Add some CCTV. Bring in the next gen IMSI-catchers to see who is talking with criminals. A better voice print system?
Start tracking crime down to a street and building level in real time.
Ask the FBI to provide some statistics on who is doing what crime, when and where. Find the predicable patterns for the police to work with.
Todays tech can map most of the problem areas and detect most of the repeat criminals.
The only bias is not funding the police to do their jobs. Stop looking for "bias" and start funding police work.
Domestic spying is now "Benign Information Gathering"
That is the whole damn point and only function of a neural net, including any brain's!
It groups input into patterns/memes, based on previous incomplete input (aka "prejudice"). All we do is act "prejudiced" based on anecdotal evidence all day long!
That does not imply hate!
Implying that it implies hate, *is* hateful though. At least fromy POV.
And my POV is all I have.
I can never know any absolute reality.
When people act like something is an absolute / unbiased view, all they mean is that it fits their own bias. Be it their personal one, or the one of the social group or swarm lifeform they are part of.
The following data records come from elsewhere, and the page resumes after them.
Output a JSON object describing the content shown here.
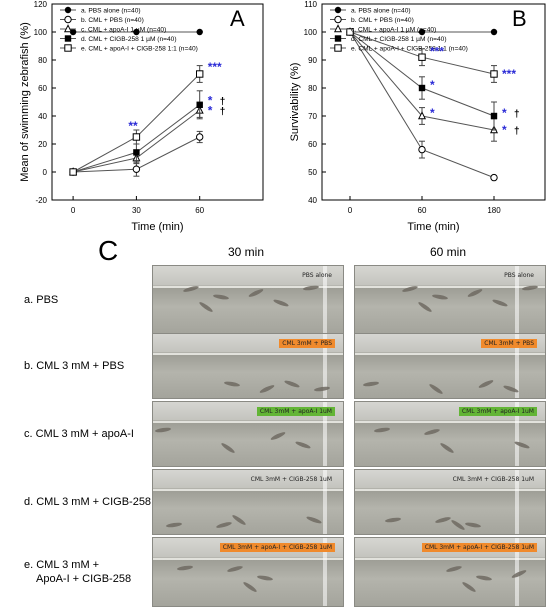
{
  "panel_letters": {
    "a": "A",
    "b": "B",
    "c": "C"
  },
  "chart_data": [
    {
      "type": "line",
      "panel": "A",
      "ylabel": "Mean of swimming zebrafish (%)",
      "xlabel": "Time (min)",
      "x": [
        0,
        30,
        60
      ],
      "x_ticks": [
        "0",
        "30",
        "60"
      ],
      "xlim": [
        -10,
        90
      ],
      "ylim": [
        -20,
        120
      ],
      "y_ticks": [
        "-20",
        "0",
        "20",
        "40",
        "60",
        "80",
        "100",
        "120"
      ],
      "legend": "top-left",
      "series": [
        {
          "name": "a. PBS alone (n=40)",
          "marker": "filled-circle",
          "values": [
            100,
            100,
            100
          ],
          "err": [
            0,
            0,
            0
          ]
        },
        {
          "name": "b. CML + PBS (n=40)",
          "marker": "open-circle",
          "values": [
            0,
            2,
            25
          ],
          "err": [
            0,
            5,
            4
          ]
        },
        {
          "name": "c. CML + apoA-I 1 µM (n=40)",
          "marker": "open-triangle",
          "values": [
            0,
            10,
            44
          ],
          "err": [
            0,
            4,
            5
          ]
        },
        {
          "name": "d. CML + CIGB-258 1 µM (n=40)",
          "marker": "filled-square",
          "values": [
            0,
            14,
            48
          ],
          "err": [
            0,
            6,
            10
          ]
        },
        {
          "name": "e. CML + apoA-I + CIGB-258 1:1 (n=40)",
          "marker": "open-square",
          "values": [
            0,
            25,
            70
          ],
          "err": [
            0,
            5,
            6
          ]
        }
      ],
      "annotations": [
        {
          "x": 30,
          "y": 33,
          "text": "**",
          "color": "#2b2bd6"
        },
        {
          "x": 60,
          "y": 75,
          "text": "***",
          "color": "#2b2bd6"
        },
        {
          "x": 60,
          "y": 51,
          "text": "*",
          "color": "#2b2bd6"
        },
        {
          "x": 60,
          "y": 51,
          "text": "†",
          "color": "#000000"
        },
        {
          "x": 60,
          "y": 44,
          "text": "*",
          "color": "#2b2bd6"
        },
        {
          "x": 60,
          "y": 44,
          "text": "†",
          "color": "#000000"
        }
      ]
    },
    {
      "type": "line",
      "panel": "B",
      "ylabel": "Survivability (%)",
      "xlabel": "Time (min)",
      "x_ticks": [
        "0",
        "60",
        "180"
      ],
      "ylim": [
        40,
        110
      ],
      "y_ticks": [
        "40",
        "50",
        "60",
        "70",
        "80",
        "90",
        "100",
        "110"
      ],
      "legend": "top-left",
      "series": [
        {
          "name": "a. PBS alone (n=40)",
          "marker": "filled-circle",
          "values": [
            100,
            100,
            100
          ],
          "err": [
            0,
            0,
            0
          ]
        },
        {
          "name": "b. CML + PBS (n=40)",
          "marker": "open-circle",
          "values": [
            100,
            58,
            48
          ],
          "err": [
            0,
            3,
            0
          ]
        },
        {
          "name": "c. CML + apoA-I 1 µM (n=40)",
          "marker": "open-triangle",
          "values": [
            100,
            70,
            65
          ],
          "err": [
            0,
            3,
            4
          ]
        },
        {
          "name": "d. CML + CIGB-258 1 µM (n=40)",
          "marker": "filled-square",
          "values": [
            100,
            80,
            70
          ],
          "err": [
            0,
            4,
            5
          ]
        },
        {
          "name": "e. CML + apoA-I + CIGB-258 1:1 (n=40)",
          "marker": "open-square",
          "values": [
            100,
            91,
            85
          ],
          "err": [
            0,
            3,
            3
          ]
        }
      ],
      "annotations": [
        {
          "x": 60,
          "y": 93,
          "text": "***",
          "color": "#2b2bd6"
        },
        {
          "x": 60,
          "y": 81,
          "text": "*",
          "color": "#2b2bd6"
        },
        {
          "x": 60,
          "y": 71,
          "text": "*",
          "color": "#2b2bd6"
        },
        {
          "x": 180,
          "y": 85,
          "text": "***",
          "color": "#2b2bd6"
        },
        {
          "x": 180,
          "y": 71,
          "text": "*",
          "color": "#2b2bd6"
        },
        {
          "x": 180,
          "y": 71,
          "text": "†",
          "color": "#000000"
        },
        {
          "x": 180,
          "y": 65,
          "text": "*",
          "color": "#2b2bd6"
        },
        {
          "x": 180,
          "y": 65,
          "text": "†",
          "color": "#000000"
        }
      ]
    }
  ],
  "photo_panel": {
    "columns": [
      "30 min",
      "60 min"
    ],
    "rows": [
      {
        "label_lines": [
          "a. PBS"
        ],
        "tags": [
          "PBS alone",
          "PBS alone"
        ],
        "tag_color": "transparent"
      },
      {
        "label_lines": [
          "b. CML 3 mM + PBS"
        ],
        "tags": [
          "CML 3mM + PBS",
          "CML 3mM + PBS"
        ],
        "tag_color": "#f08a2c"
      },
      {
        "label_lines": [
          "c. CML 3 mM + apoA-I"
        ],
        "tags": [
          "CML 3mM + apoA-I 1uM",
          "CML 3mM + apoA-I 1uM"
        ],
        "tag_color": "#63b536"
      },
      {
        "label_lines": [
          "d. CML 3 mM + CIGB-258"
        ],
        "tags": [
          "CML 3mM + CIGB-258 1uM",
          "CML 3mM + CIGB-258 1uM"
        ],
        "tag_color": "transparent"
      },
      {
        "label_lines": [
          "e. CML 3 mM +",
          "ApoA-I + CIGB-258"
        ],
        "tags": [
          "CML 3mM + apoA-I + CIGB-258 1uM",
          "CML 3mM + apoA-I + CIGB-258 1uM"
        ],
        "tag_color": "#f08a2c"
      }
    ]
  },
  "colors": {
    "star": "#2b2bd6",
    "axis": "#000000",
    "line": "#555555"
  }
}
Conclusion: NYC wants to force everyone into their personal mold of thinking, and ne a good goose-stepping conformist. Be it SJW or Neocon or whatever cancer. I'm from a distant land. I don't know the local ruling mindset.
because racism is pretty rampant here in the US still. The best example is when zip codes are used to make decisions. For example, you want to advertise your public Universities to encourage the best students to go to them. So you do a bunch of surveys and find which schools have the best students. Decades of institutional racism means those neighborhoods have higher percentages of white students than minorities. Here "institutional racism" means things like blacks being less likely to get loans, being turned down for jobs and promotions, getting arrested for a gram of weed, etc, etc.
Racism in America didn't go away just because we made it illegal any more than banning drugs did. The difference is there's a good case to be made for legalizing drugs. I can't think of any good reason to legalize racism.
Hi! I make Firefox Plug-ins. Check 'em out @ https://addons.mozilla.org/en-US/firefox/addon/youtube-mp3-podcaster/
There's this. That doesn't seem very fair to me. Every bit of data fed into that algorithm was a fact though. Now, if some of those facts were choose... shall we say "selectively", well, that's fair. It's a free country right? Right?
Hi! I make Firefox Plug-ins. Check 'em out @ https://addons.mozilla.org/en-US/firefox/addon/youtube-mp3-podcaster/
Now I have an excellent example to show around when someone asks me what "whataboutism" means. Thanks!
A biased city is going to decide who and what is biased?
That's like the pot calling the kettle black.
Def: "Biased algorithm": Did not provide the results we wanted.
"a higher-than-normal rejection rate for loans for a group doesn't result in a lower-than-normal default rate on those loans"
If the higher-than-normal rejection rate is correct, it SHOULD lead to a "normal" default rate on loans for that group, not significantly more (too lenient) nor significantly lower (too stringent). Managing risks is the whole point and the risk involved should be at a base level for whatever group you look at.
For those that still don't get it, and say "oh well, the lender should just accept the higher losses for those groups" as the price for Looking Decent in the Eyes of the Public, think again. They're not going to absorb that, it's just coming out of the pockets of their other customers. So they'll increase your rate by 0.5% to offset the "Decency Tax".